I realized I was reading racist propaganda and paused to check if I had stumbled into KKK territory. I was on https://www.smithsonianmag.com viewing an article written in 2002 by late American historian Stephen E. Ambrose. The arrogance in the author’s tone was familiar and painfully clear.

“But he was a slaveholder,” students sometimes say to me.

“Listen, he was our leader in the Revolution, to which he pledged his life, his fortune, and his honor. Those were not idle pledges. What do you think would have happened to him had he been captured by the British Army?

“I’ll tell you. He would have been brought to London, tried, found guilty of treason, ordered executed, and then drawn and quartered. Do you know what that means? He would have had one arm tied to one horse, the other arm to another horse, one leg to yet another, and the other leg to a fourth. Then the four horses would have been simultaneously whipped and started off at a gallop, one going north, another south, another east and the fourth to the west.

“That is what Washington risked to establish your freedom and mine.”

This historian’s casually catastrophic logic makes plain a truth about this country. White people are not sorry. In this nation’s lore there is no humility. The ends justify the means. True remorse about the conditions that facilitate whiteness is developed with silence and softness. In America there is no remorse. The legacy of conquest may sometimes feel bad, but never enough to be given up in repentance. The bizarre tribalism of whiteness continues to seek salvation through its blood medium. There are no sins for which a white man should not be celebrated.

In grade school they teach that we live in the most advanced country in the world. Whiteness is rooted in the belief that others should be grateful for this destiny, perpetuated and enjoyed by the Europeans of recent history. None of the books they give us address why the founding fathers are honored and their legacies suffer no real damage from participation in a deeply evil, demonic way of life. Instead we meet their disciples, a people made rugged from carrying the thankless burden of civilization. Armed with a messiah made in their own image, they manifest catastrophe.

Villainy is patriotism. In American history, participating in slavery is not enough, by itself, to tarnish the reflection of a human being. Being a person who decidedly kidnapped, raped, beat, tortured, maimed, imprisoned, bought and sold actual human beings is not enough to cast a shadow over your judgment and the legacy of what you created. White America is hardly sorry for exploiting enslaved laborers to farm their crops, build their homes, and nurse their egos. They aren’t sorry for the babies in cages or the public executions. Theirs is a hypnosis brought on by fear of vulnerability. Apologies aside, actions say they’d do it all again to feel safe. The presence of guilt is an excuse to bury truth, but never for reparations.

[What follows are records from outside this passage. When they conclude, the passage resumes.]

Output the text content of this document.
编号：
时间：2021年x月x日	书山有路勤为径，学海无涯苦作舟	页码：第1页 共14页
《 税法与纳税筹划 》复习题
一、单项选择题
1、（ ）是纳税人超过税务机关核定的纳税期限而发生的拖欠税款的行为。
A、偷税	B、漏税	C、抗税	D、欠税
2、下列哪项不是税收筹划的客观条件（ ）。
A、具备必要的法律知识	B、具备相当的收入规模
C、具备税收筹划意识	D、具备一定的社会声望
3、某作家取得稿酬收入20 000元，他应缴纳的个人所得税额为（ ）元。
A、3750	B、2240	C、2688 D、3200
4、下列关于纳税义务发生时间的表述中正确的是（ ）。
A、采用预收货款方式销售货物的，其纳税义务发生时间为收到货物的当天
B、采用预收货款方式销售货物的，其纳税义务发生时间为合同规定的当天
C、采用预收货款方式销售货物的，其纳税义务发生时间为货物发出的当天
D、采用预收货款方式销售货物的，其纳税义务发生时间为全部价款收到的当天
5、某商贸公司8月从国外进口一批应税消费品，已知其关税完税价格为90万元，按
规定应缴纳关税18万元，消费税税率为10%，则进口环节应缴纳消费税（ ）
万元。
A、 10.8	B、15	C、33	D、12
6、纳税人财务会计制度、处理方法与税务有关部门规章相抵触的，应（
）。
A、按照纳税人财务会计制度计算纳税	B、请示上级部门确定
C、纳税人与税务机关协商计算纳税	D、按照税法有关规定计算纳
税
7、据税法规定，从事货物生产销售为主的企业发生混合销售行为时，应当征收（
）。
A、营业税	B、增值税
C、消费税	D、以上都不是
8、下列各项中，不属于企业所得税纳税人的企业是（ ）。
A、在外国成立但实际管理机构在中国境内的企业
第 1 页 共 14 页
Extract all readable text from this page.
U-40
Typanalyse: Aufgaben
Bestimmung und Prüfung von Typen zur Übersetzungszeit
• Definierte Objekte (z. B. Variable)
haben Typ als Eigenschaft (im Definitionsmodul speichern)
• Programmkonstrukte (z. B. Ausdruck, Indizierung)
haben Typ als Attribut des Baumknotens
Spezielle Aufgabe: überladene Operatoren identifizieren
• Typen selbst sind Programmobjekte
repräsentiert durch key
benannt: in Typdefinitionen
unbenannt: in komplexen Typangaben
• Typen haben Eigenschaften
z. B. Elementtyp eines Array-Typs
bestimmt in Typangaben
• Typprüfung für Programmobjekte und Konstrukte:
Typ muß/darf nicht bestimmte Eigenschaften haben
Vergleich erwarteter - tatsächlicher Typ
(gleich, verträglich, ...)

Attempts like Ambrose’s to justify America’s ongoing colonialism and imperialism are rooted in the belief that the narcissistic psychopaths who founded this country are architects of a new world. There is no America without this racism, no ownership without displacement, and no wealthy founders without black bodies to use as capital. The myth of America as a beacon of progress reflects the sustained xenophobia that has defined European migration across the globe. Wherever they plant their flags, native grows foreign. Genocide is most digestible when the subjects are not human.

Today family and friends of Walter Wallace Jr. held his funeral. They gathered to lay him to rest on a beautiful, sunny Saturday in rapidly gentrifying Philadelphia, to the melody of citizens cheering and horns honking excitedly in the streets. The country that killed Walter today celebrates the hope that it will live to see another day.

And so it goes for black people. From its birth to its preservation, America sacrifices black people and dances beside our graves. Should the land where we lie become profitable, there are no qualms against disturbing black people dead or alive to develop condos and corporations.

If my people are America’s backbone, we are positioned to be broken. We owe nothing to whiteness. Our only hope is to reject any debt it claims.